И ты веришь, Коля, совершенно для меня неожиданно Сталин весело и жутковато залыбился, захохотал, обрадовался, так сказать, как убийца, которого наконец не опознали. Молотов, воспользовавшись моментом, поднял сначала одну ногу и почесал кожаный пузырь, потом другую. Похихикал Сталин, посвистели в нем копченые бронхи, и по-новой спрашивает: — Значит, лицо мое тебе абсолютно и относительно не знакомо?
— Не виделись мы, хозяин, значит, на знакомо.
— Газеты, старик, читаешь?
— Совсем не читаю, хозяин.
— Вот как. Не чи-та-ешь. Счастливый человек. До нашей эры жи вешь… Никогда не читал?
— Не читал,хозяин.
— Радио слушаешь? — Нету у меня радио. Слушаю, что скажет Аллах… Что скажет он, то и слушаю.
— Ты, старик, где и кем работаешь?
— Сапожник я, хозяин. Старье починим, новое пошьем, совсем недорого берем. Сталин быстро снял левую ногу с правой и — тишина, Коля, тишина. Минут десять Сталин молчит, а молотовские коленки подрагивают, падлы… Тишина… Ага, думаю, наверно, папаню вспомнил, разбойник? Вспомнил, небось, как папенька с десяток граненых гвоздиков клал под усы на родимую губу. Вспомнил, Ленин сегодня, молоточек отцовский и пальцы рук отцовских, черный вар от дратвы навек в них въелся? Вспомнил, сраная четвертая глава большевистского дракона, как легко, как на глаз взрезал косой нож кусину прекрасной кожи и как чистая подошва первый и последний раз глядела в небо, пока батя вгонял в нее деревянные шпилечки да зачищал чешуйками рашпиля, да каблук присобачивал, вспомнил, волк? Волк ты, думаю, самый к тому же дурной, потому что нормальный волк зарежет овцу, нахавается от пуза и гуляет по брянскому лесу до следующего подсоса под ложечкой. Дурной же клацает пастью, режет овец, которых схавать не успеть, и не участь, вроде бы помереть им сегодня, режет без разбору, грызет глотки, напустил кровищи… Тишина… Выбил трубку о каблук правого штиблета…. «Герцеговина Флор» на землю упала. Молотов нагнулся, поднял зеленую коробоч ку. Рыло его вверх ногами увидел я на секунду. Тьфу.

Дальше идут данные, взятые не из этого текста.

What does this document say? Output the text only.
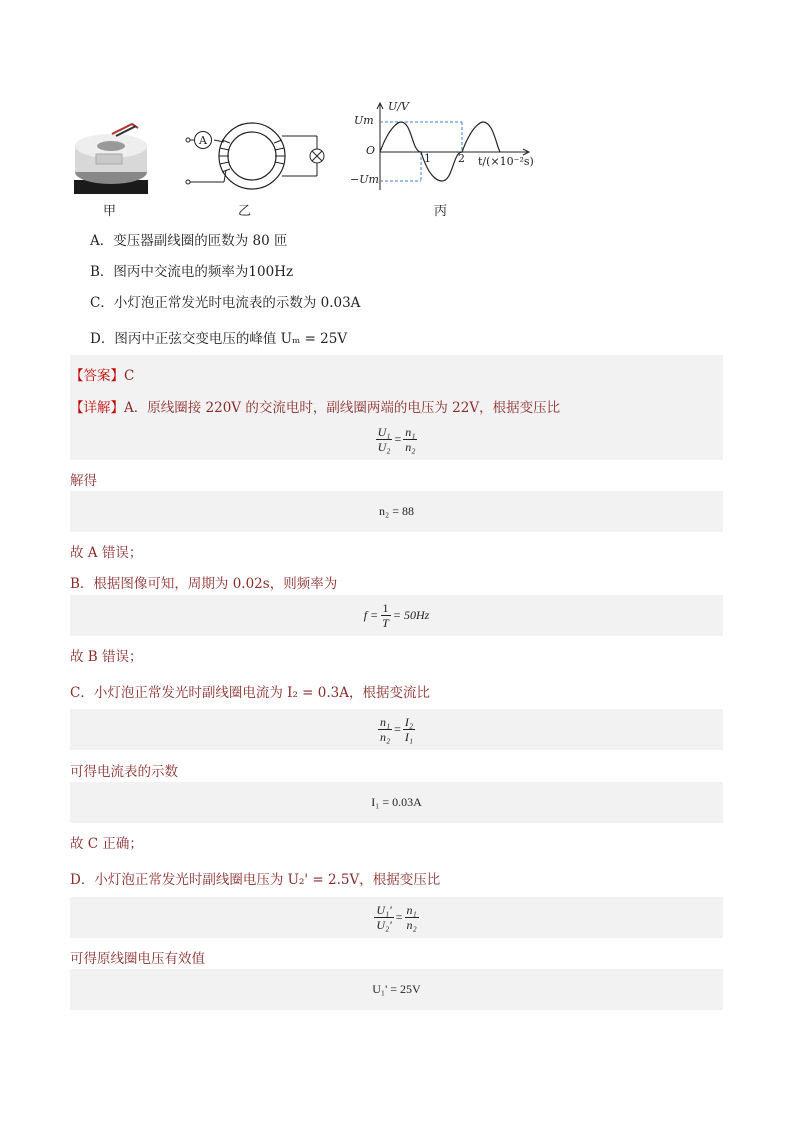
甲
A
乙
U/V
Um
O
1 2 t/(×10⁻²s)
−Um
丙
A．变压器副线圈的匝数为 80 匝
B．图丙中交流电的频率为100Hz
C．小灯泡正常发光时电流表的示数为 0.03A
D．图丙中正弦交变电压的峰值 Uₘ = 25V
【答案】C
【详解】A．原线圈接 220V 的交流电时，副线圈两端的电压为 22V，根据变压比
$\frac{\text{U₁}}{\text{U₂}} = \frac{\text{n₁}}{\text{n₂}}$
解得
n₂ = 88
故 A 错误；
B．根据图像可知，周期为 0.02s，则频率为
$f = \frac{1}{T} = 50Hz$
故 B 错误；
C．小灯泡正常发光时副线圈电流为 I₂ = 0.3A，根据变流比
$\frac{\text{n₁}}{\text{n₂}} = \frac{\text{I₂}}{\text{I₁}}$
可得电流表的示数
I₁ = 0.03A
故 C 正确；
D．小灯泡正常发光时副线圈电压为 U₂' = 2.5V，根据变压比
$\frac{\text{U₁'}}{\text{U₂'}} = \frac{\text{n₁}}{\text{n₂}}$
可得原线圈电压有效值
U₁' = 25V
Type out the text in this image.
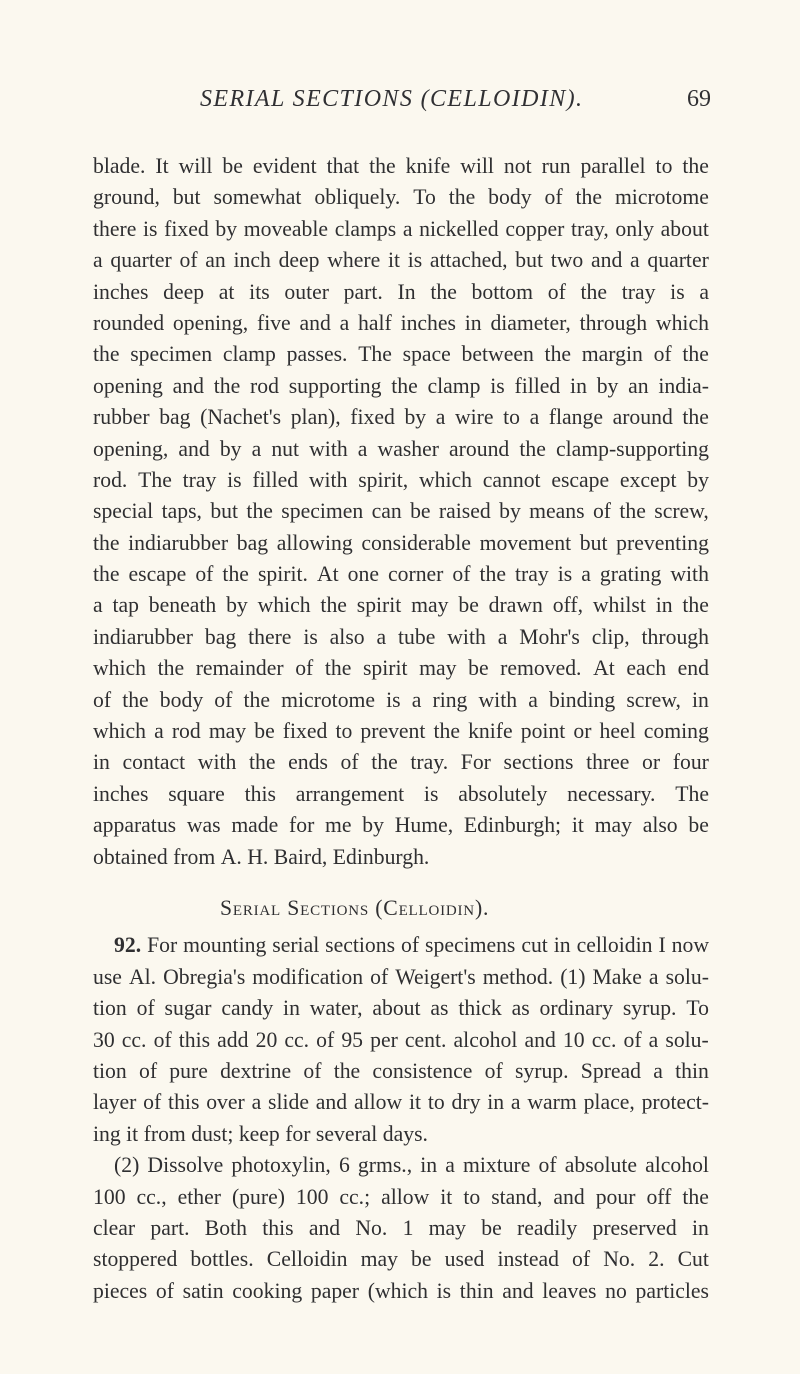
SERIAL SECTIONS (CELLOIDIN).	69
blade. It will be evident that the knife will not run parallel to the
ground, but somewhat obliquely. To the body of the microtome
there is fixed by moveable clamps a nickelled copper tray, only about
a quarter of an inch deep where it is attached, but two and a quarter
inches deep at its outer part. In the bottom of the tray is a
rounded opening, five and a half inches in diameter, through which
the specimen clamp passes. The space between the margin of the
opening and the rod supporting the clamp is filled in by an india-
rubber bag (Nachet's plan), fixed by a wire to a flange around the
opening, and by a nut with a washer around the clamp-supporting
rod. The tray is filled with spirit, which cannot escape except by
special taps, but the specimen can be raised by means of the screw,
the indiarubber bag allowing considerable movement but preventing
the escape of the spirit. At one corner of the tray is a grating with
a tap beneath by which the spirit may be drawn off, whilst in the
indiarubber bag there is also a tube with a Mohr's clip, through
which the remainder of the spirit may be removed. At each end
of the body of the microtome is a ring with a binding screw, in
which a rod may be fixed to prevent the knife point or heel coming
in contact with the ends of the tray. For sections three or four
inches square this arrangement is absolutely necessary. The
apparatus was made for me by Hume, Edinburgh; it may also be
obtained from A. H. Baird, Edinburgh.
Serial Sections (Celloidin).
92. For mounting serial sections of specimens cut in celloidin I now
use Al. Obregia's modification of Weigert's method. (1) Make a solu-
tion of sugar candy in water, about as thick as ordinary syrup. To
30 cc. of this add 20 cc. of 95 per cent. alcohol and 10 cc. of a solu-
tion of pure dextrine of the consistence of syrup. Spread a thin
layer of this over a slide and allow it to dry in a warm place, protect-
ing it from dust; keep for several days.
(2) Dissolve photoxylin, 6 grms., in a mixture of absolute alcohol
100 cc., ether (pure) 100 cc.; allow it to stand, and pour off the
clear part. Both this and No. 1 may be readily preserved in
stoppered bottles. Celloidin may be used instead of No. 2. Cut
pieces of satin cooking paper (which is thin and leaves no particles
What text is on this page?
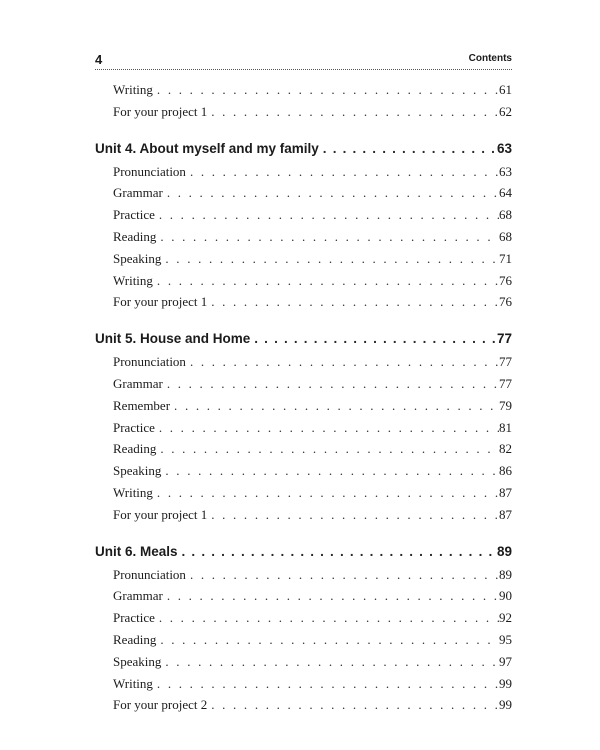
4	Contents
Writing . . .	61
For your project 1 . . .	62
Unit 4. About myself and my family . . .	63
Pronunciation . . .	63
Grammar . . .	64
Practice . . .	68
Reading . . .	68
Speaking . . .	71
Writing . . .	76
For your project 1 . . .	76
Unit 5. House and Home . . .	77
Pronunciation . . .	77
Grammar . . .	77
Remember . . .	79
Practice . . .	81
Reading . . .	82
Speaking . . .	86
Writing . . .	87
For your project 1 . . .	87
Unit 6. Meals . . .	89
Pronunciation . . .	89
Grammar . . .	90
Practice . . .	92
Reading . . .	95
Speaking . . .	97
Writing . . .	99
For your project 2 . . .	99
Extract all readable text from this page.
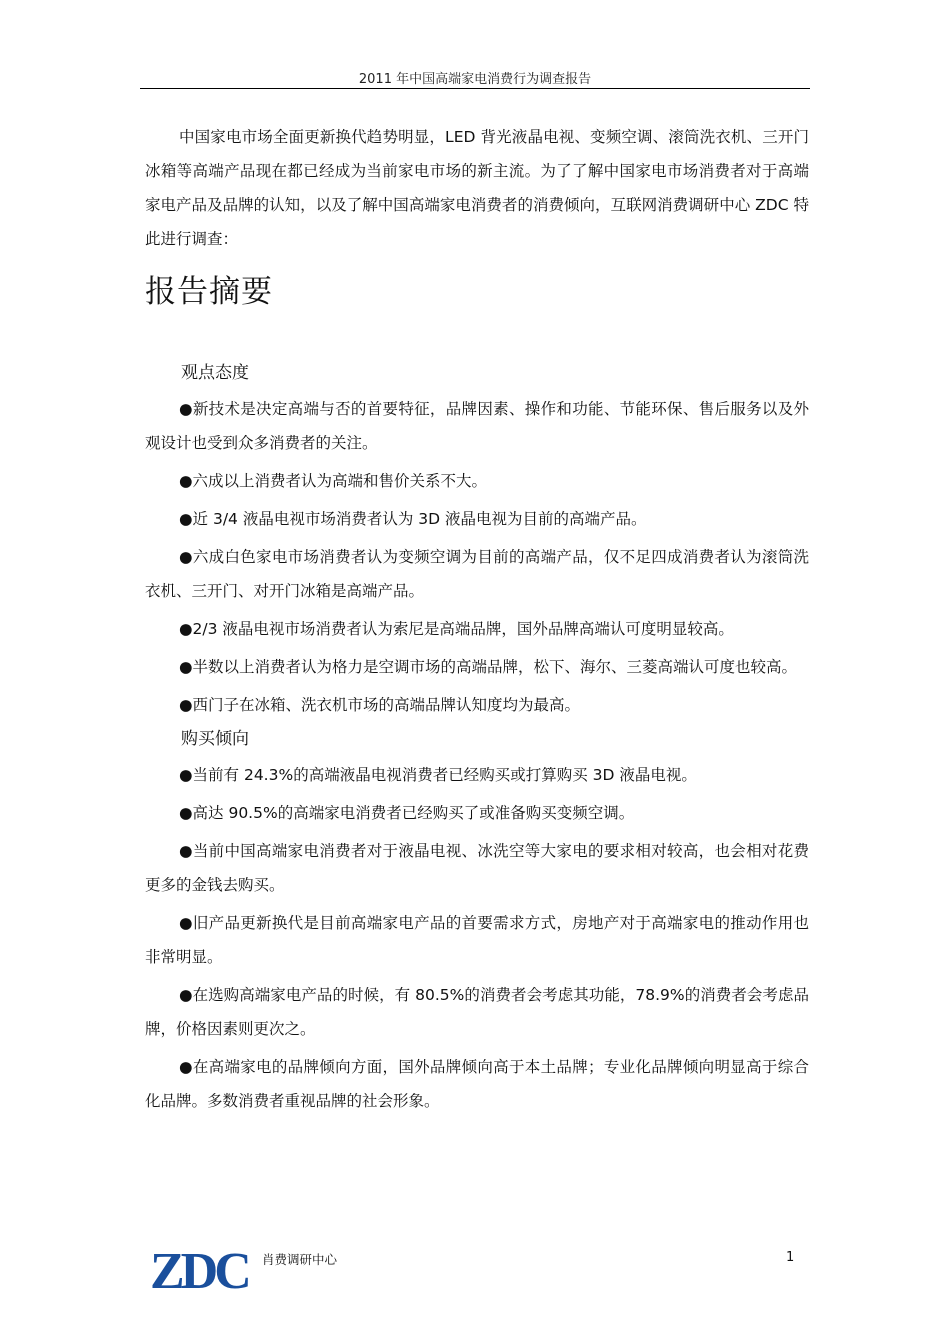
2011 年中国高端家电消费行为调查报告

中国家电市场全面更新换代趋势明显，LED 背光液晶电视、变频空调、滚筒洗衣机、三开门冰箱等高端产品现在都已经成为当前家电市场的新主流。为了了解中国家电市场消费者对于高端家电产品及品牌的认知，以及了解中国高端家电消费者的消费倾向，互联网消费调研中心 ZDC 特此进行调查：

报告摘要
观点态度

●新技术是决定高端与否的首要特征，品牌因素、操作和功能、节能环保、售后服务以及外观设计也受到众多消费者的关注。

●六成以上消费者认为高端和售价关系不大。

●近 3/4 液晶电视市场消费者认为 3D 液晶电视为目前的高端产品。

●六成白色家电市场消费者认为变频空调为目前的高端产品，仅不足四成消费者认为滚筒洗衣机、三开门、对开门冰箱是高端产品。

●2/3 液晶电视市场消费者认为索尼是高端品牌，国外品牌高端认可度明显较高。

●半数以上消费者认为格力是空调市场的高端品牌，松下、海尔、三菱高端认可度也较高。

●西门子在冰箱、洗衣机市场的高端品牌认知度均为最高。

购买倾向

●当前有 24.3%的高端液晶电视消费者已经购买或打算购买 3D 液晶电视。

●高达 90.5%的高端家电消费者已经购买了或准备购买变频空调。

●当前中国高端家电消费者对于液晶电视、冰洗空等大家电的要求相对较高，也会相对花费更多的金钱去购买。

●旧产品更新换代是目前高端家电产品的首要需求方式，房地产对于高端家电的推动作用也非常明显。

●在选购高端家电产品的时候，有 80.5%的消费者会考虑其功能，78.9%的消费者会考虑品牌，价格因素则更次之。

●在高端家电的品牌倾向方面，国外品牌倾向高于本土品牌；专业化品牌倾向明显高于综合化品牌。多数消费者重视品牌的社会形象。

ZDC 肖费调研中心	1
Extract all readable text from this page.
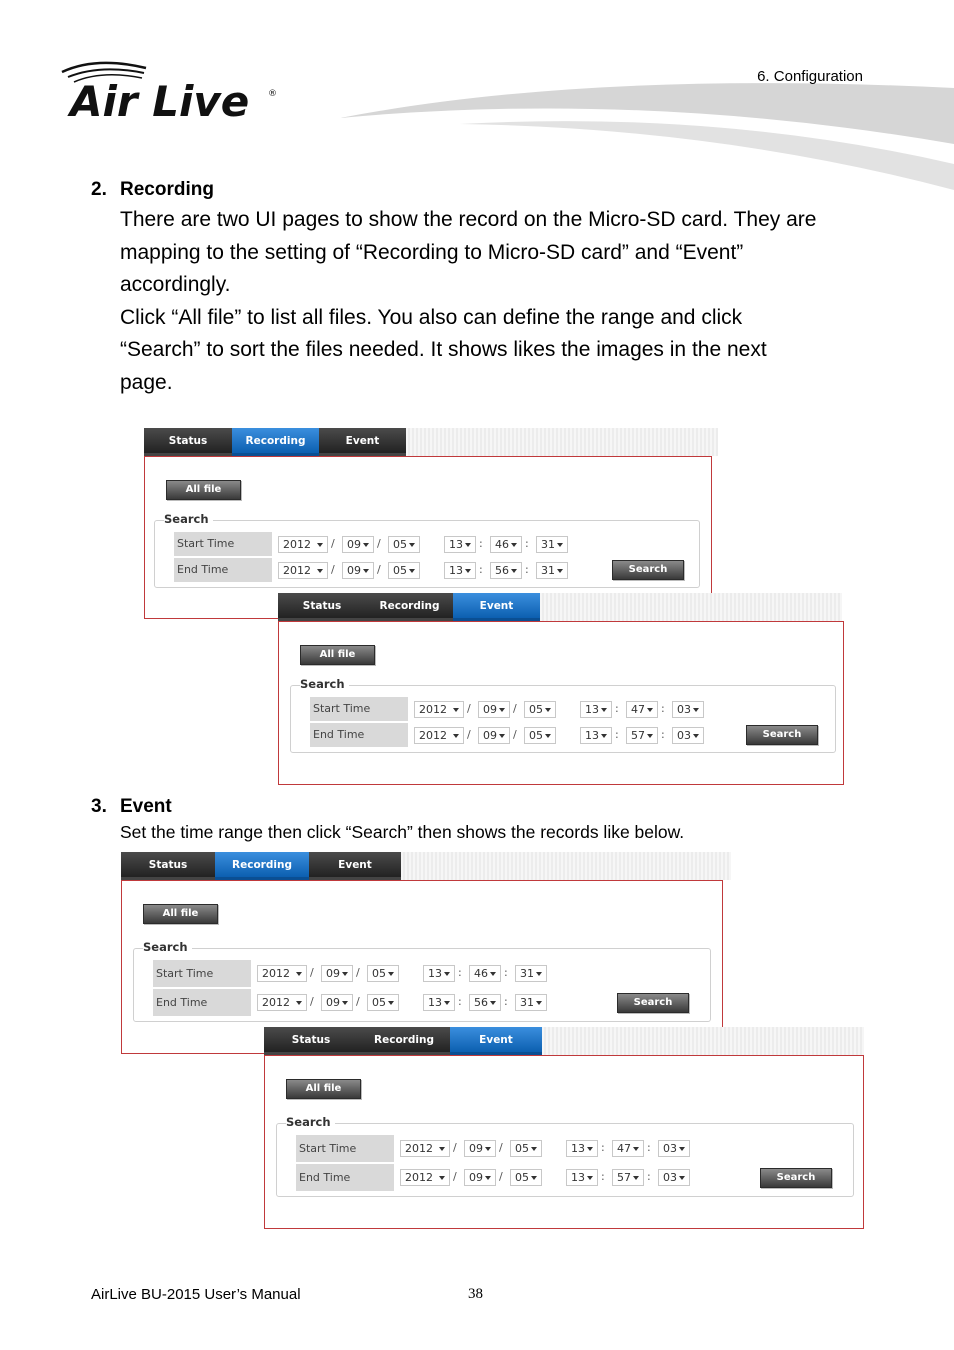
Air Live ®
6. Configuration
2. Recording
There are two UI pages to show the record on the Micro-SD card. They are
mapping to the setting of “Recording to Micro-SD card” and “Event”
accordingly.
Click “All file” to list all files. You also can define the range and click
“Search” to sort the files needed. It shows likes the images in the next
page.
Status	Recording	Event
All file
Search
Start Time	2012	/	09	/	05	13	:	46	:	31
End Time	2012	/	09	/	05	13	:	56	:	31	Search
Status	Recording	Event
All file
Search
Start Time	2012	/	09	/	05	13	:	47	:	03
End Time	2012	/	09	/	05	13	:	57	:	03	Search
3. Event
Set the time range then click “Search” then shows the records like below.
Status	Recording	Event
All file
Search
Start Time	2012	/	09	/	05	13	:	46	:	31
End Time	2012	/	09	/	05	13	:	56	:	31	Search
Status	Recording	Event
All file
Search
Start Time	2012	/	09	/	05	13	:	47	:	03
End Time	2012	/	09	/	05	13	:	57	:	03	Search
AirLive BU-2015 User’s Manual	38
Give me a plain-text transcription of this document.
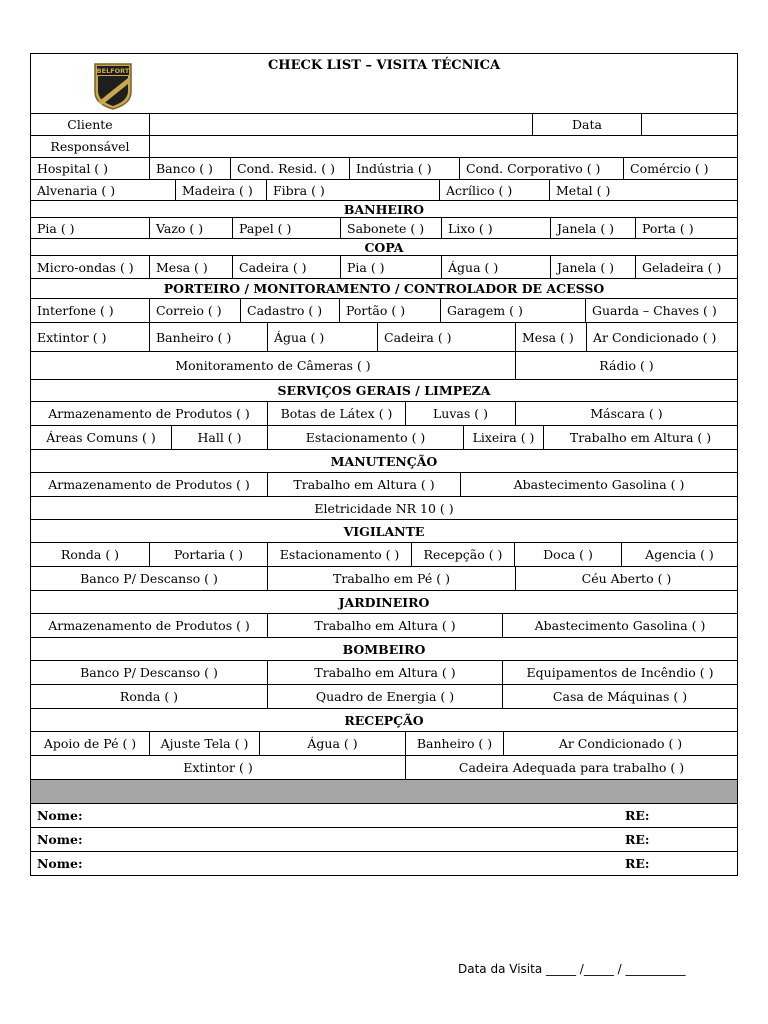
BELFORT	CHECK LIST – VISITA TÉCNICA
Cliente	Data
Responsável
Hospital ( )	Banco ( )	Cond. Resid. ( )	Indústria ( )	Cond. Corporativo ( )	Comércio ( )
Alvenaria ( )	Madeira ( )	Fibra ( )	Acrílico ( )	Metal ( )
BANHEIRO
Pia ( )	Vazo ( )	Papel ( )	Sabonete ( )	Lixo ( )	Janela ( )	Porta ( )
COPA
Micro-ondas ( )	Mesa ( )	Cadeira ( )	Pia ( )	Água ( )	Janela ( )	Geladeira ( )
PORTEIRO / MONITORAMENTO / CONTROLADOR DE ACESSO
Interfone ( )	Correio ( )	Cadastro ( )	Portão ( )	Garagem ( )	Guarda – Chaves ( )
Extintor ( )	Banheiro ( )	Água ( )	Cadeira ( )	Mesa ( )	Ar Condicionado ( )
Monitoramento de Câmeras ( )	Rádio ( )
SERVIÇOS GERAIS / LIMPEZA
Armazenamento de Produtos ( )	Botas de Látex ( )	Luvas ( )	Máscara ( )
Áreas Comuns ( )	Hall ( )	Estacionamento ( )	Lixeira ( )	Trabalho em Altura ( )
MANUTENÇÃO
Armazenamento de Produtos ( )	Trabalho em Altura ( )	Abastecimento Gasolina ( )
Eletricidade NR 10 ( )
VIGILANTE
Ronda ( )	Portaria ( )	Estacionamento ( )	Recepção ( )	Doca ( )	Agencia ( )
Banco P/ Descanso ( )	Trabalho em Pé ( )	Céu Aberto ( )
JARDINEIRO
Armazenamento de Produtos ( )	Trabalho em Altura ( )	Abastecimento Gasolina ( )
BOMBEIRO
Banco P/ Descanso ( )	Trabalho em Altura ( )	Equipamentos de Incêndio ( )
Ronda ( )	Quadro de Energia ( )	Casa de Máquinas ( )
RECEPÇÃO
Apoio de Pé ( )	Ajuste Tela ( )	Água ( )	Banheiro ( )	Ar Condicionado ( )
Extintor ( )	Cadeira Adequada para trabalho ( )
Nome:	RE:
Nome:	RE:
Nome:	RE:
Data da Visita _____ /_____ / __________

— Семья у тебя есть? — говорит Сталин.
— Есть, хозяин. Жена есть. Сын есть.
— Сын, говоришь?
— Да… сын.
Опять тишина… тишина…. тишина… Чего уж там Сталин вспоминал, хрен его знает. Скорей всего себя вспоминал мальчишкой.
— Что сын делает? — спросил зло и глуховато.
— Мулла — мой сын. Мулла. В мечети работает.
— Немцам служил! — быстро вмешался Молотов. — Активный пособник. Квислинг.
— Аллаху мой сын служил и нам, татарам. У немцев другой бог — Гитлер. Ему мой сын не служил.
Тут, Коля, Сталин топнул левой ногой, и понял я, что закипело наконец в вожде дерьмо в том месте, где у нормального человека душа должна быть. Закипело и выбежало через край. Но говорит не спеша, как на 18-ом сьезде партии:
— Позволительно спросить у нашей контрразведки: почему до сих пор Крым, эта бывшая цитадель белой сволочи, не очищен от предателей всех мастей и их так называемых мулл?
Строевым шагом подошли к нему запыленные сапоги из шевровой своры и щелкнули каблуками.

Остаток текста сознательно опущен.